Cameras 'will slow blackspot motorists'

HI-TECH speed cameras could be put along Ramsey Forty Foot in a bid to cut accidents.

Five people have died on the road since December and 1,600 people signed a petition demanding Cambridgeshire County Council take action to make it safe.

The suggestion of speed cameras was put forward during a debate on the petition at Shire Hall. Councillors also said drivers needed to be better educated.

Officers are currently working on a report to the council's cabinet about what can be done.

Coun Michael Ogden said:

"Speed is the biggest problem and the way to beat this is speed cameras."

Others proposed more sophisticated technology which would enable police to time how long it takes drivers to get through the stretch.

Coun Geoffrey Harper, who represents Forty Foot, said:

"This road is five miles long, very straight and exposed, with the river on one side and farmland on the other.

One of the other problems with it is the success the county council had resurfacing the road, making it easier to go faster.

"The only way to deal with this is cameras. We should go one step further, if the technology is possible, to time people's speed along that road."

Coun John Reynolds agreed, but added there were similar roads across Cambridgeshire and the council had to decide what its priorities were.

He said: "Officers are investigating a range of issues and I'd like to thank all the members of the public who have written in with suggestions.

Some have been looked at previously and are being looked at again.
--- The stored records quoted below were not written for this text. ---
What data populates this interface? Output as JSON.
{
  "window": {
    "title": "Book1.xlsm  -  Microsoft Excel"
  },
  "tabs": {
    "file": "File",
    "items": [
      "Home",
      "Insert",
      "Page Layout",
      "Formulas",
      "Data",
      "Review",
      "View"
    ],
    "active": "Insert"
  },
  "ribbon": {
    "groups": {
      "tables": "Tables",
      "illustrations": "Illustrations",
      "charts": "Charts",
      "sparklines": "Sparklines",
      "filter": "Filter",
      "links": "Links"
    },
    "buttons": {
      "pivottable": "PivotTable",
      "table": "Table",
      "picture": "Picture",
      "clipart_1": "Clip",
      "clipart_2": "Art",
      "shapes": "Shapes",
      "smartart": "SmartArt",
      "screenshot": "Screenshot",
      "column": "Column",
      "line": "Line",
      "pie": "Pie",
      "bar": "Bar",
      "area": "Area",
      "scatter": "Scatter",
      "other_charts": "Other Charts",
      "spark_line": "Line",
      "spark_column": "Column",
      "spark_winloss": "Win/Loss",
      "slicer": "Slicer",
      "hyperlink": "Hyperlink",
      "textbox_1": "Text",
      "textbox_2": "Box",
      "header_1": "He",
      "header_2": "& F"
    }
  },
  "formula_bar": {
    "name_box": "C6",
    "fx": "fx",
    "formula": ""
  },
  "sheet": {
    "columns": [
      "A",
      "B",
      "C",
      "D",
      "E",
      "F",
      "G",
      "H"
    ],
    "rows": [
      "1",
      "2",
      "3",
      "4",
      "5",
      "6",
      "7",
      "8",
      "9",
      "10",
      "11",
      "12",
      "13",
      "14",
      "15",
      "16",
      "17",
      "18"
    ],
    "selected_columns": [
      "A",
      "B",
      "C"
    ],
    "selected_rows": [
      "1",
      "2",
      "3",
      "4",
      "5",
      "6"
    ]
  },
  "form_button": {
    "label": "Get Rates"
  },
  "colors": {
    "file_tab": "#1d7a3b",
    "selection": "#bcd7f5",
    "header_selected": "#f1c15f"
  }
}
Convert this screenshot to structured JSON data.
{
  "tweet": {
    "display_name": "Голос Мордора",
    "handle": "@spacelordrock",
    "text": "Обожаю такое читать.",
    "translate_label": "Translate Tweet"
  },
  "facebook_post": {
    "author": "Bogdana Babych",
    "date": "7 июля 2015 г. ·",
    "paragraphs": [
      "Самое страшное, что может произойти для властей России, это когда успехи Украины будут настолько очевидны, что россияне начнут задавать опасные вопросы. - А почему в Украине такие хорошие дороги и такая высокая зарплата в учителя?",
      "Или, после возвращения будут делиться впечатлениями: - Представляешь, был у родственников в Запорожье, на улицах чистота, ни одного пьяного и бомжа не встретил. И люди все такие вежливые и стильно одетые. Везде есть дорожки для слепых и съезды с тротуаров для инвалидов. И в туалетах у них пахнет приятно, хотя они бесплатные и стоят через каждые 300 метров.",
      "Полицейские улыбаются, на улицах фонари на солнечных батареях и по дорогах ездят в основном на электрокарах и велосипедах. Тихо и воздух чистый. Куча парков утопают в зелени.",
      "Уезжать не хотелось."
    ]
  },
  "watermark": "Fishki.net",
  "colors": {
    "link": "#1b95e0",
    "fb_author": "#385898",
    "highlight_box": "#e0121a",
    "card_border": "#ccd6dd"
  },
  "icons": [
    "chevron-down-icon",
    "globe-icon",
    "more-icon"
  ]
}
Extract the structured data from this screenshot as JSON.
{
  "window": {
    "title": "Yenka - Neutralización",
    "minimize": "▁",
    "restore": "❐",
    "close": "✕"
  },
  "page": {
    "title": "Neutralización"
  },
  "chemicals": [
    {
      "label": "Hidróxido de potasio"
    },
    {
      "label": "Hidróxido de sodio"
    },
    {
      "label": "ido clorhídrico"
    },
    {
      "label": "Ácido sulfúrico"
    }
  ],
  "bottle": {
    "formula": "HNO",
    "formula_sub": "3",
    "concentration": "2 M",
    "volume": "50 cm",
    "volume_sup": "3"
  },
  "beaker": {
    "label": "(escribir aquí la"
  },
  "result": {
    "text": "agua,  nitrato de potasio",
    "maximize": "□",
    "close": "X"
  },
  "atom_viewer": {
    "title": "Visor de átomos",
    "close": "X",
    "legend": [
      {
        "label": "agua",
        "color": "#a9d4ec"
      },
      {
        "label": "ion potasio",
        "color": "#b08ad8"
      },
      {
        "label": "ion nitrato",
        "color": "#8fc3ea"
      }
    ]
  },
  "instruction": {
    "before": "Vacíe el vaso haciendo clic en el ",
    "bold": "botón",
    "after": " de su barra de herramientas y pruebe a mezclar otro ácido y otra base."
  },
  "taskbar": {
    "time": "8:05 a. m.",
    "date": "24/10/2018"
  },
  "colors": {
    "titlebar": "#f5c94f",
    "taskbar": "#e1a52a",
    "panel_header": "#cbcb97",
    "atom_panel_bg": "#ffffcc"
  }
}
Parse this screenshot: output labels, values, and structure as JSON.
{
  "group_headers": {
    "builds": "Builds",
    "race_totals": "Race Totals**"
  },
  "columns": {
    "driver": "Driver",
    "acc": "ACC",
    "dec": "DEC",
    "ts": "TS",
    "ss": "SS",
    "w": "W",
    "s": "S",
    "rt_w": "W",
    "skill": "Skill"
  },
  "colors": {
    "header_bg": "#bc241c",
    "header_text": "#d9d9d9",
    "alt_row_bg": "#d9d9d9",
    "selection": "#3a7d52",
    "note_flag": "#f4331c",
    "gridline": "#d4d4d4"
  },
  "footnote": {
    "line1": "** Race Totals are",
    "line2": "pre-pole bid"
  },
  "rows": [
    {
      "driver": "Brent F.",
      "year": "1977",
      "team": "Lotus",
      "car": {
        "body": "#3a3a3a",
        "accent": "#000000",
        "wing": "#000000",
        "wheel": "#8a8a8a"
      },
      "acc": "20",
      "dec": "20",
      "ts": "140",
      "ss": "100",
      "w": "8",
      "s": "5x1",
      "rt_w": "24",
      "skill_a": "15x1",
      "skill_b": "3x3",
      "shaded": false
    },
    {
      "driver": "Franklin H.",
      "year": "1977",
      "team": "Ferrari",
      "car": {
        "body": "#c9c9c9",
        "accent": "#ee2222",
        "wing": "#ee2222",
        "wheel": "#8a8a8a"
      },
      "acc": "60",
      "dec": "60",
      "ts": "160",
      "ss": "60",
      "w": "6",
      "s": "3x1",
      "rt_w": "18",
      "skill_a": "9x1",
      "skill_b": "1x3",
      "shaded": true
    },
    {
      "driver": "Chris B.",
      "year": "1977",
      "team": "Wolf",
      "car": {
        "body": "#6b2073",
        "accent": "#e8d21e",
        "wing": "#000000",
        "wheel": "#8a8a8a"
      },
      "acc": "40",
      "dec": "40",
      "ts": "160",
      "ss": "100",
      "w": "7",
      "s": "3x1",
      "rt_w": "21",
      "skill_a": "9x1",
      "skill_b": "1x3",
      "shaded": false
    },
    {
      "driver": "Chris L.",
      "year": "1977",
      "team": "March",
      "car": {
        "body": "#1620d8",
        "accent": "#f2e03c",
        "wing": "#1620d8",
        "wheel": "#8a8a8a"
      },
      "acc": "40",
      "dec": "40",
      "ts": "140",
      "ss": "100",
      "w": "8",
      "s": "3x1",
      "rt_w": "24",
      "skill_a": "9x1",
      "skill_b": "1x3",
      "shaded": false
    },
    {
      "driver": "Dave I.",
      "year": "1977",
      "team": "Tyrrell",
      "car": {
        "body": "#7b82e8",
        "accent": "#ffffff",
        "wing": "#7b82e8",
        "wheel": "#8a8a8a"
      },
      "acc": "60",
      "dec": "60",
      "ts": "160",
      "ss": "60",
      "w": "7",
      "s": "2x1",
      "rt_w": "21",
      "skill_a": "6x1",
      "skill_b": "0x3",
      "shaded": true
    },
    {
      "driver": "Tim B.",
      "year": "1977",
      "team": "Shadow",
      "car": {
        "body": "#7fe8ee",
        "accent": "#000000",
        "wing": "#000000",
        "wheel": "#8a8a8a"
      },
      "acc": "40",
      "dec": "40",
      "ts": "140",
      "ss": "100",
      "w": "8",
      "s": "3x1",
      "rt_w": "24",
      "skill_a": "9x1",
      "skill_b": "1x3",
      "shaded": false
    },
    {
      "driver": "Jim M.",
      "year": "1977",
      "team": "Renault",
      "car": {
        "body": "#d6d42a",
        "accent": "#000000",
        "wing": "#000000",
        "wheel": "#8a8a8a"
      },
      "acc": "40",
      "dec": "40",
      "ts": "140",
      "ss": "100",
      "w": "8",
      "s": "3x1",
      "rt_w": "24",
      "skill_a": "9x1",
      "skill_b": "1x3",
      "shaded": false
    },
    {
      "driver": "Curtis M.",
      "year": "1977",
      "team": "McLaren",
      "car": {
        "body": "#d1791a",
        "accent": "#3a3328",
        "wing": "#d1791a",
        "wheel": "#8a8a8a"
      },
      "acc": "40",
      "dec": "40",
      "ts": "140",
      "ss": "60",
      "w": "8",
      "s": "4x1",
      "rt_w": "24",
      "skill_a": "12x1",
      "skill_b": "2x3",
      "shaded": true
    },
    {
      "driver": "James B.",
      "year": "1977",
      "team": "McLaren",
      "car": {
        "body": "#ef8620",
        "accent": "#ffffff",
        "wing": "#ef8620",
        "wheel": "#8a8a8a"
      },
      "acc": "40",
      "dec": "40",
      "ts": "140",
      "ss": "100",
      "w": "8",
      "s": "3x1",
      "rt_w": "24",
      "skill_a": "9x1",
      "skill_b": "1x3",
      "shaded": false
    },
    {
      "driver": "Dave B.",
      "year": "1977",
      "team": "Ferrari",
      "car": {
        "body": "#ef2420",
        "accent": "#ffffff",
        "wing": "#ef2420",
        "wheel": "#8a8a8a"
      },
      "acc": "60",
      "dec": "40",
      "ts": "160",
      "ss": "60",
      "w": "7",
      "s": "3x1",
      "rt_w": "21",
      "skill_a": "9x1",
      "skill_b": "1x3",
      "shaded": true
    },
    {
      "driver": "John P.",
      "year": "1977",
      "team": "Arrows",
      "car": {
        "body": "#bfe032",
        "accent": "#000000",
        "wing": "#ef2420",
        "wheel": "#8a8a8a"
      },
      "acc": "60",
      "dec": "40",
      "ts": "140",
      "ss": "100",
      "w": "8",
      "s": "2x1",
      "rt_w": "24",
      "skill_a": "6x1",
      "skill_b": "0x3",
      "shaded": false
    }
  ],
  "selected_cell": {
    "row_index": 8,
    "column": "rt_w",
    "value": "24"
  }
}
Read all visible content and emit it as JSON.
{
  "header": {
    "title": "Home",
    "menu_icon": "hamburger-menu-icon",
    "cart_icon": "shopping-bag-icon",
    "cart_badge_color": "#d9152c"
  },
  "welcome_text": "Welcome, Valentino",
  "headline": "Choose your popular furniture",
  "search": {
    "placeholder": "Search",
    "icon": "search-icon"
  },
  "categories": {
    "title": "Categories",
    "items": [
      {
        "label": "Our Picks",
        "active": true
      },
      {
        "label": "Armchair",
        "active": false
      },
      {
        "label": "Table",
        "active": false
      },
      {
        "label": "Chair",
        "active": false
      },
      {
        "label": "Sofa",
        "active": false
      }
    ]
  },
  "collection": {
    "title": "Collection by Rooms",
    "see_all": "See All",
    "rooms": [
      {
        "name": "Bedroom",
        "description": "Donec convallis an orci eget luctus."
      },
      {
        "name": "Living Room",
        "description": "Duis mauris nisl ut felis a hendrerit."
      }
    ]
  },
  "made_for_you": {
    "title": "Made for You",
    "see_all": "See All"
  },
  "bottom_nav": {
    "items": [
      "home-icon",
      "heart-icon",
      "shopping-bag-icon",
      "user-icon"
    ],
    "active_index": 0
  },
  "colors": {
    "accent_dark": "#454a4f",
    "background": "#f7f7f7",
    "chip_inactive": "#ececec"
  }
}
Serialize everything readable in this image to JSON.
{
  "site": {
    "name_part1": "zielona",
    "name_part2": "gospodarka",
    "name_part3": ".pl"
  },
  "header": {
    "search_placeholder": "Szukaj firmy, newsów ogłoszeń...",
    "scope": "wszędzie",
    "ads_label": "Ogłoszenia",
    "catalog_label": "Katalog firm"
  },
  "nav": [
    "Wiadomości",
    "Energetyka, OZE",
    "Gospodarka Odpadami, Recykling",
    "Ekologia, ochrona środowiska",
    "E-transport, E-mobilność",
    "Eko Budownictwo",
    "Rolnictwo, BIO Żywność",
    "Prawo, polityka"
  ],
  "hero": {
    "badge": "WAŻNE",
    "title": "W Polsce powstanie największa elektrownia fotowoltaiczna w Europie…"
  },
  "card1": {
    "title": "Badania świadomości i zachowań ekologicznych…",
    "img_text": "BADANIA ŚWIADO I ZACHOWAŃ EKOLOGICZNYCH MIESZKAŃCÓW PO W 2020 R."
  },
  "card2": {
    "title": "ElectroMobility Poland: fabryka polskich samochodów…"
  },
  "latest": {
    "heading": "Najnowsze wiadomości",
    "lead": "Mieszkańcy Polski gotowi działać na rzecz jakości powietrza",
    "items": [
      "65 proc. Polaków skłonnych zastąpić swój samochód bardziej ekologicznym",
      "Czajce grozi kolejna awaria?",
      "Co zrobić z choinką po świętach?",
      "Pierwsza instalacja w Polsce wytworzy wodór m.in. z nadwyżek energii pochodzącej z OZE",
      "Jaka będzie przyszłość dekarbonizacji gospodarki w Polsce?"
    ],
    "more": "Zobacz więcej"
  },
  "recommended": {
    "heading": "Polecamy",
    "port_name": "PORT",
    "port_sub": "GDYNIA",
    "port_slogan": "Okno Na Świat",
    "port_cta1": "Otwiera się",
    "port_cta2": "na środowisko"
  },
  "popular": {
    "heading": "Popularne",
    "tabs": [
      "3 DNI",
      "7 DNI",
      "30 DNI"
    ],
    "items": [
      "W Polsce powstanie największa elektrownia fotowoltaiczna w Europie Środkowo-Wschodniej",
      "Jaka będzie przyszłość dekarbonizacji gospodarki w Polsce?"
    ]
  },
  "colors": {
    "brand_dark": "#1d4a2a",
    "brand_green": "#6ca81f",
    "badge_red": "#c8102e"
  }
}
"There's a scheme on the M11 called SPECS which photographs every vehicle going through, checks their speed and again going out. If you exceed the limit you get a nice little letter. It works very well but it is very expensive.

"There are 47 miles of similar roads in the county and we represent the whole county and there are lots of issues we have to be addressing."

Jose Marmeleria, Carlos De Oliveira and Cidalina Oliveira drowned in the early hours of February 1 after their car spun into a ditch as they were travelling to work at an onion factory in Chatteris.

Their deaths came just two months after father and son Dean and Jordan Hawes, of Hull Way, Chatteris, were killed in an accident on the same road.